Bioconductor / ExperimentHub

Client to access ExperimentHub resources
https://bioconductor.org/packages/ExperimentHub
9 stars 13 forks source link

Connection attempt while 'localHub=TRUE' leads to lengthy timeout on offline systems #41

Closed votti closed 3 months ago

votti commented 4 months ago

Background I am forced to work on a secure offline system due to data protection reasons.

Issue Every time an ExperimentHub instance is instanciated in an offline system without internet connection, a ca 1 minute delay occurred as the Hub tries to connect to the online resource, even if localHub=TRUE is passed.

Expected behaviour If the user indicates that the hub is used offline (localhub=TRUE) no attempt to connect to the online resource should be made.

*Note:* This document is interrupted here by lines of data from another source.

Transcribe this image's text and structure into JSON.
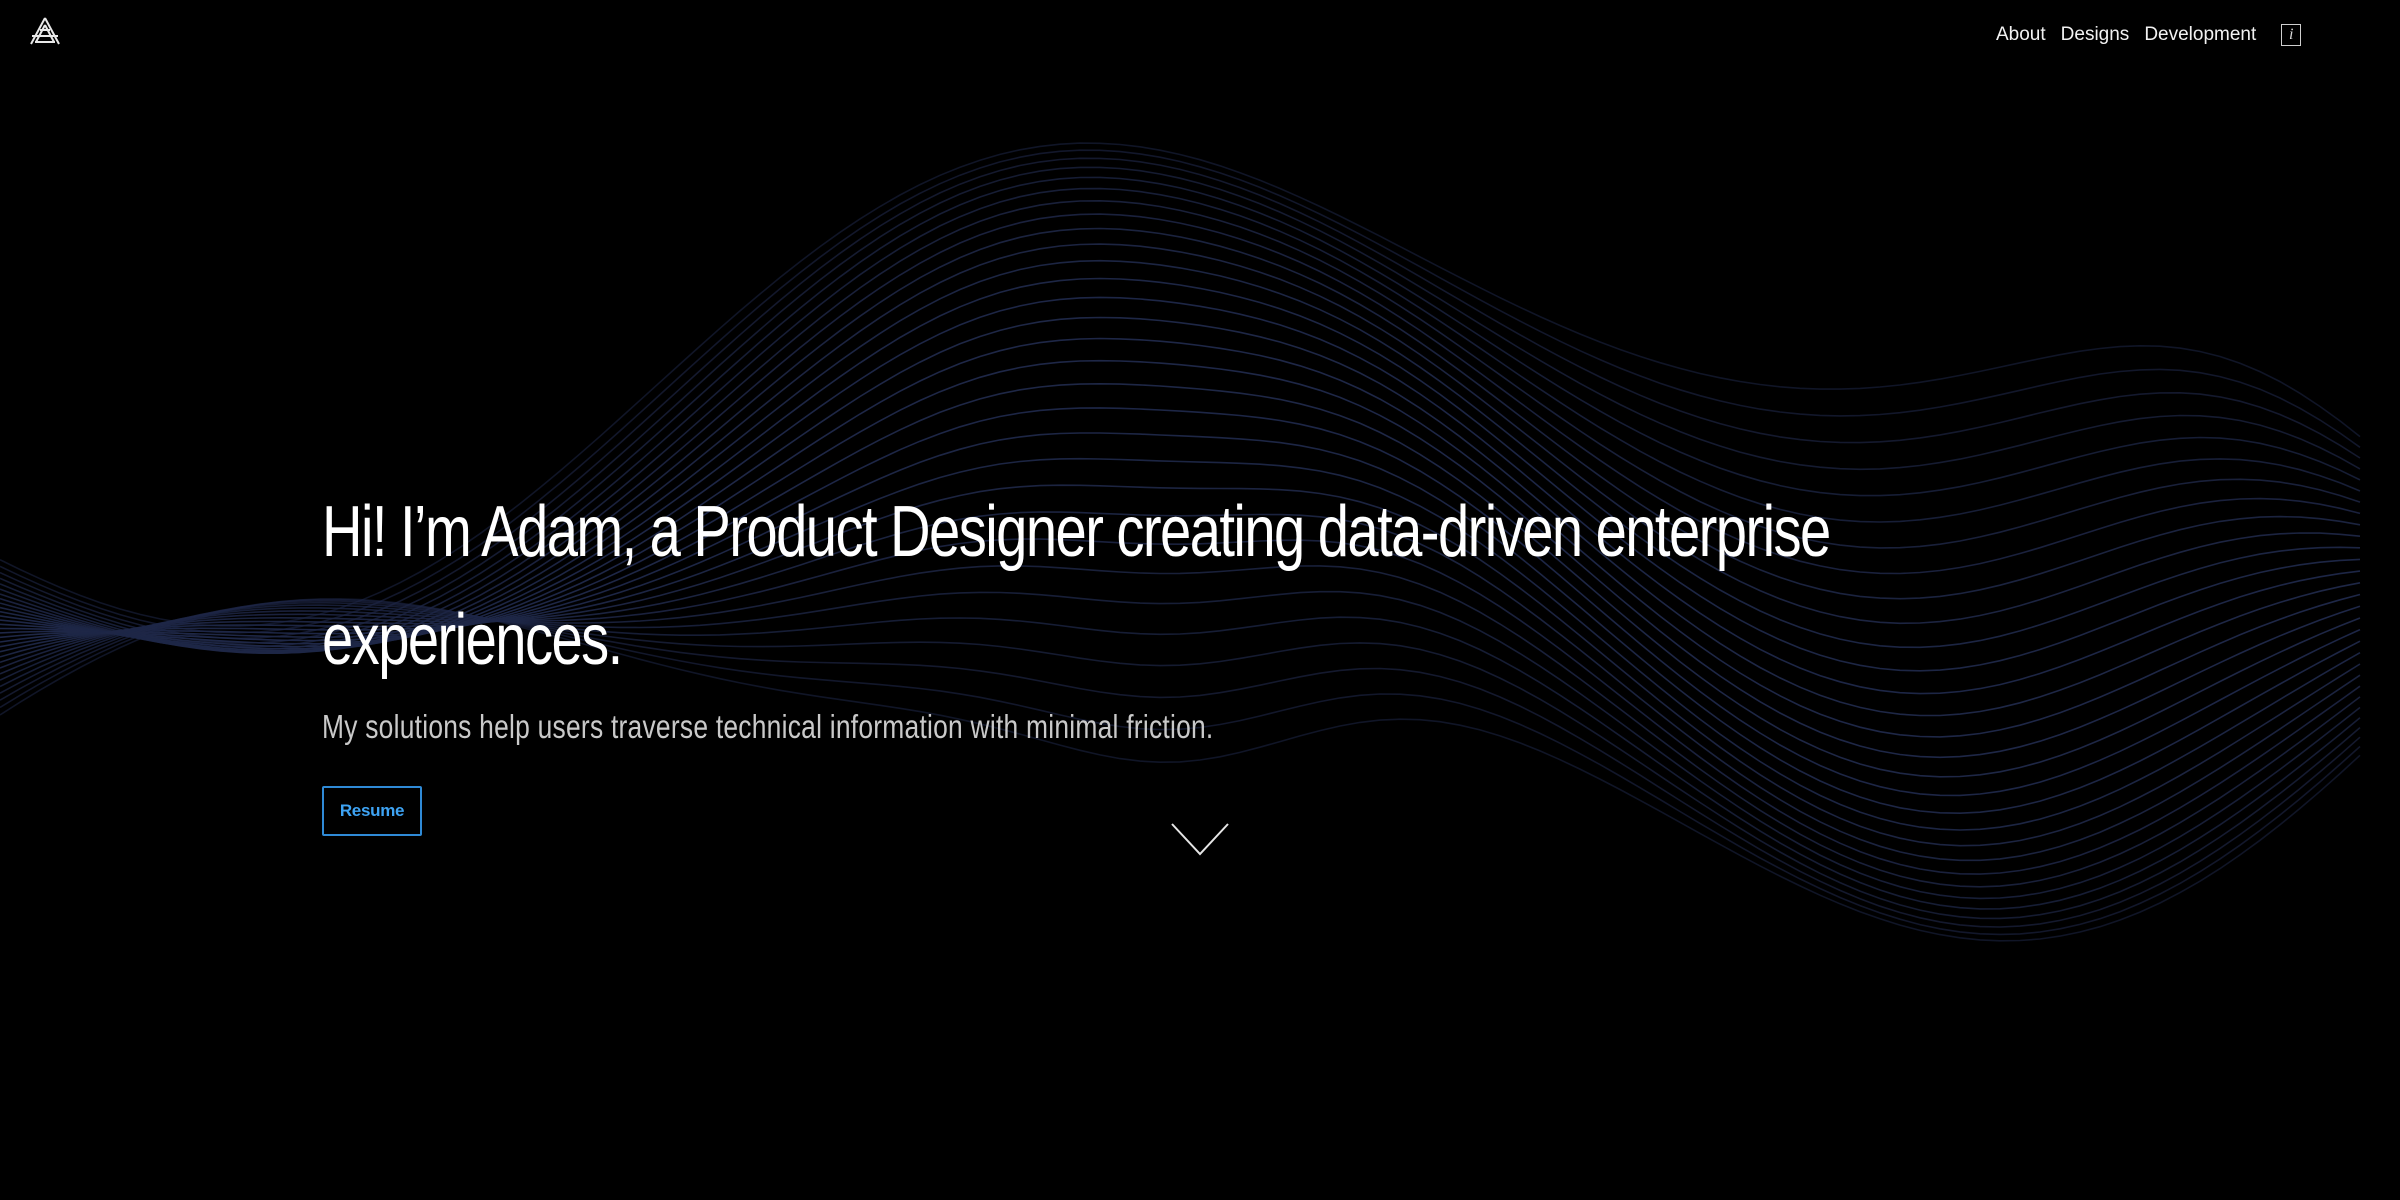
{
  "nav": {
    "items": [
      {
        "label": "About"
      },
      {
        "label": "Designs"
      },
      {
        "label": "Development"
      }
    ],
    "info_icon": "info-icon",
    "info_glyph": "i"
  },
  "logo": {
    "icon": "mountain-logo-icon"
  },
  "hero": {
    "title": "Hi! I’m Adam, a Product Designer creating data-driven enterprise experiences.",
    "subtitle": "My solutions help users traverse technical information with minimal friction.",
    "resume_label": "Resume",
    "scroll_icon": "chevron-down-icon"
  },
  "colors": {
    "background": "#000000",
    "wave_lines": "#1e2747",
    "accent": "#3ea3f3",
    "text": "#ffffff",
    "subtitle": "#c9c9c9"
  }
}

Root cause I noticed that the current implementation of ExperimentHub (and AnnotationHub) are performing a connection test using readBin upon initialisation even if localHub==TRUE:

https://github.com/Bioconductor/ExperimentHub/blob/f758190e13ec31952d2b2b18fdd4261f5652e24d/R/ExperimentHub-class.R#L29-L35

On our system this fails with a timeout of ca 1 minute, thus inducing a 1 minute delay everytime an ExperimentHub instance is initialized. This is particular problematic as certain packages (eg DMRcate) are very frequently re-initializing the Hub classes instead of reusing them.

Workaround The readBin used for the connection test respects the timeout options(timeout = 1).

This has two issues:

Proposed solutions 1) Refactor the ExperimentHub initialization to not perform the connection attempt if localHub==TRUE

2) use a connection test function that respects a timeout that is very small (milliseconds).

votti commented 4 months ago

If you agree that this is an issue and the fix 1) would be reasonable, I would be happy to create a PR here and also @AnnotationHub where the issue exists as well.

lshep commented 4 months ago

Agreed. It should not test connection if localhub=TRUE. PR are great otherwise I can look at making this change later this week.